When working with Virtual Machines, Sysprep is a real timesaver. You can, on a virtual machine, install several configurations of servers (SMS 2003, SQL or SCCM or vNext, etc), sysprep the images, and then have these pre-configured images ready to deploy to a VPC or any Vcenter installation when needed, by just copying the appropriate VHD file over and associating it with a new VM. In order to run Sysprep, you first need to install it. You can get a hold of Sysprep in two ways: it is on the SupportToolsDeploy.cab file on the Windows Server installation media, or you can download it from here. Once you get a hold of the Deploy.cab file, you should extract the contents to a directory on your HD, for example c:Deploy. This directory contains several useful tools, and you should definitely read the deploy.chm file for instructions and details on the process. There are two files that are of particular importance to the process: sysprep.exe and setupmgr.exe. For sysprep to work completely automated, it requires an answer file, called sysprep.inf. This answer file contains the “answers” to all the questions asked by the Windows installer during the setup process. The answer file can be created manually with any text editor, but fortunately there is a nice wizard-like tool that can help you generate this file. This tool is the setupmgr.exe program: This program allows you to generate the sysprep.inf file by presenting you the options and letting you enter the default answer. In order to fully automate an installation, follow these steps on the Setup Manager:
- Click Next on the Welcome screen
- Select “Create new” and click “Next”
- Select “Sysprep setup” and click “Next”:
- Select the type of system you’re going to sysprep, and click “Next”

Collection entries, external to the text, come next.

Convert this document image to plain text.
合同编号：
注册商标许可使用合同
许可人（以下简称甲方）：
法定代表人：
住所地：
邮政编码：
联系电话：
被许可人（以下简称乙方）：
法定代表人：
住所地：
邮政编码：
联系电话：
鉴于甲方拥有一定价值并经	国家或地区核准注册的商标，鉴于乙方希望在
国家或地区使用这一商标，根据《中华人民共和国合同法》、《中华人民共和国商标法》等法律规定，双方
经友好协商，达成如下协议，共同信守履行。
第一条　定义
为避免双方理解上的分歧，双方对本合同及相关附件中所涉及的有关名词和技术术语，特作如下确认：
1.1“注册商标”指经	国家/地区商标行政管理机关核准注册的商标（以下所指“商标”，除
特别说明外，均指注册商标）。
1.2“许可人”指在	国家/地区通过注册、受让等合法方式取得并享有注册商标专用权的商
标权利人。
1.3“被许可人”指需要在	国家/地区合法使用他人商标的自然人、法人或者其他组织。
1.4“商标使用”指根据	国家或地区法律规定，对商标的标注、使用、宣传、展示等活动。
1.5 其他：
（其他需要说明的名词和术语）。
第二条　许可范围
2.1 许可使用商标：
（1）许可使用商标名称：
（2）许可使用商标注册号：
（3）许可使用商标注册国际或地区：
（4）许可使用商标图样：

- Select “Yes, fully automate the installation” and click “Next”
- Now you need to fill in all the information required to complete the process:
Once you complete the execution of the Setup Manager, it creates a new directory in the root of the system drive called sysprep. This directory contains all the information necessary for the Sysprep tool to execute. Now you need to execute the Sysprep tool, sysprep.exe: In this tool:
- Click “OK” on the warning dialog that appears when running the tool.
- Select “Don’t reset grace period for activation”

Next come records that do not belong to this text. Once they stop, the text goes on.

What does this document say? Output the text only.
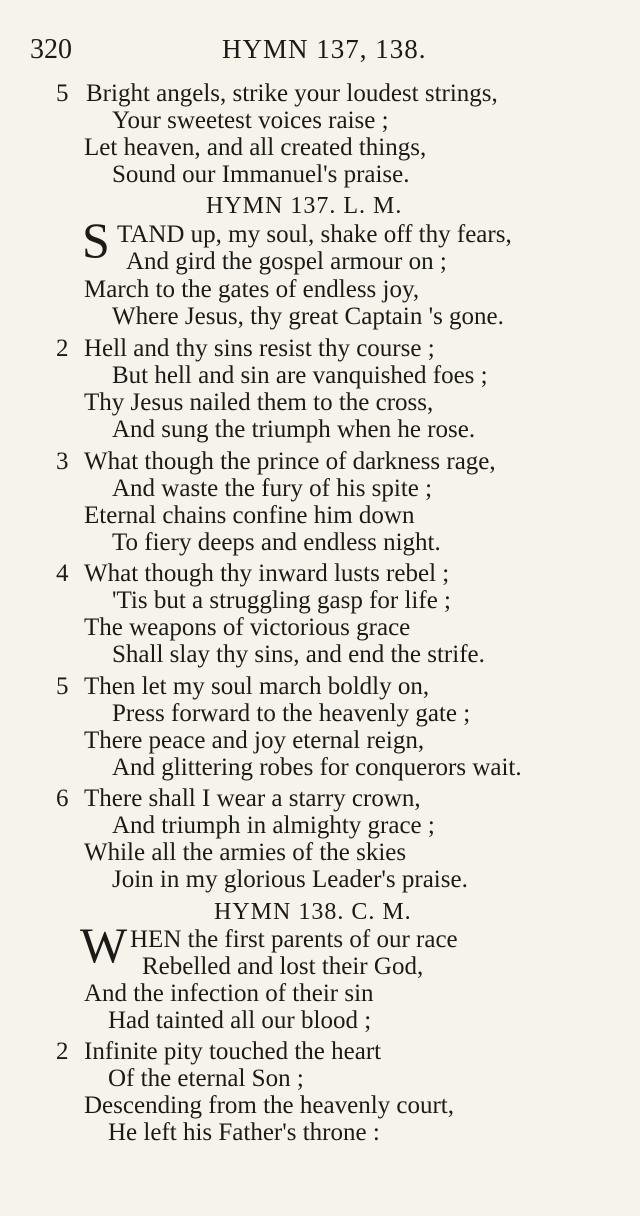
320	HYMN 137, 138.
5 Bright angels, strike your loudest strings,
Your sweetest voices raise ;
Let heaven, and all created things,
Sound our Immanuel's praise.
HYMN 137. L. M.
S TAND up, my soul, shake off thy fears,
And gird the gospel armour on ;
March to the gates of endless joy,
Where Jesus, thy great Captain 's gone.
2 Hell and thy sins resist thy course ;
But hell and sin are vanquished foes ;
Thy Jesus nailed them to the cross,
And sung the triumph when he rose.
3 What though the prince of darkness rage,
And waste the fury of his spite ;
Eternal chains confine him down
To fiery deeps and endless night.
4 What though thy inward lusts rebel ;
'Tis but a struggling gasp for life ;
The weapons of victorious grace
Shall slay thy sins, and end the strife.
5 Then let my soul march boldly on,
Press forward to the heavenly gate ;
There peace and joy eternal reign,
And glittering robes for conquerors wait.
6 There shall I wear a starry crown,
And triumph in almighty grace ;
While all the armies of the skies
Join in my glorious Leader's praise.
HYMN 138. C. M.
W HEN the first parents of our race
Rebelled and lost their God,
And the infection of their sin
Had tainted all our blood ;
2 Infinite pity touched the heart
Of the eternal Son ;
Descending from the heavenly court,
He left his Father's throne :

- Set the “Shutdown mode” to “Shut down”
- Click on Reseal. That will leave the image ready for copying.
Once the image is copied, you can just configure a new virtual machine with the new image, and start it up. The last portion of the Windows setup process will execute:
After a little while (<10min), the machine will reboot, and the process will be completed. You now have a brand new sysprep’d and cloned server up and running!! for more info https://technet.microsoft.com/en-us/library/cc765993(WS.10).aspx
For Windows XP SP3 :-
The first step is to download the Sysprep App which is included in the CAB file for Windows XP Service Pack 3 Deployment Tools. (Download Sysprep Tool)
Next go to the PC you are going to be sysprepping and create a folder on the root of the C: drive called sysprep.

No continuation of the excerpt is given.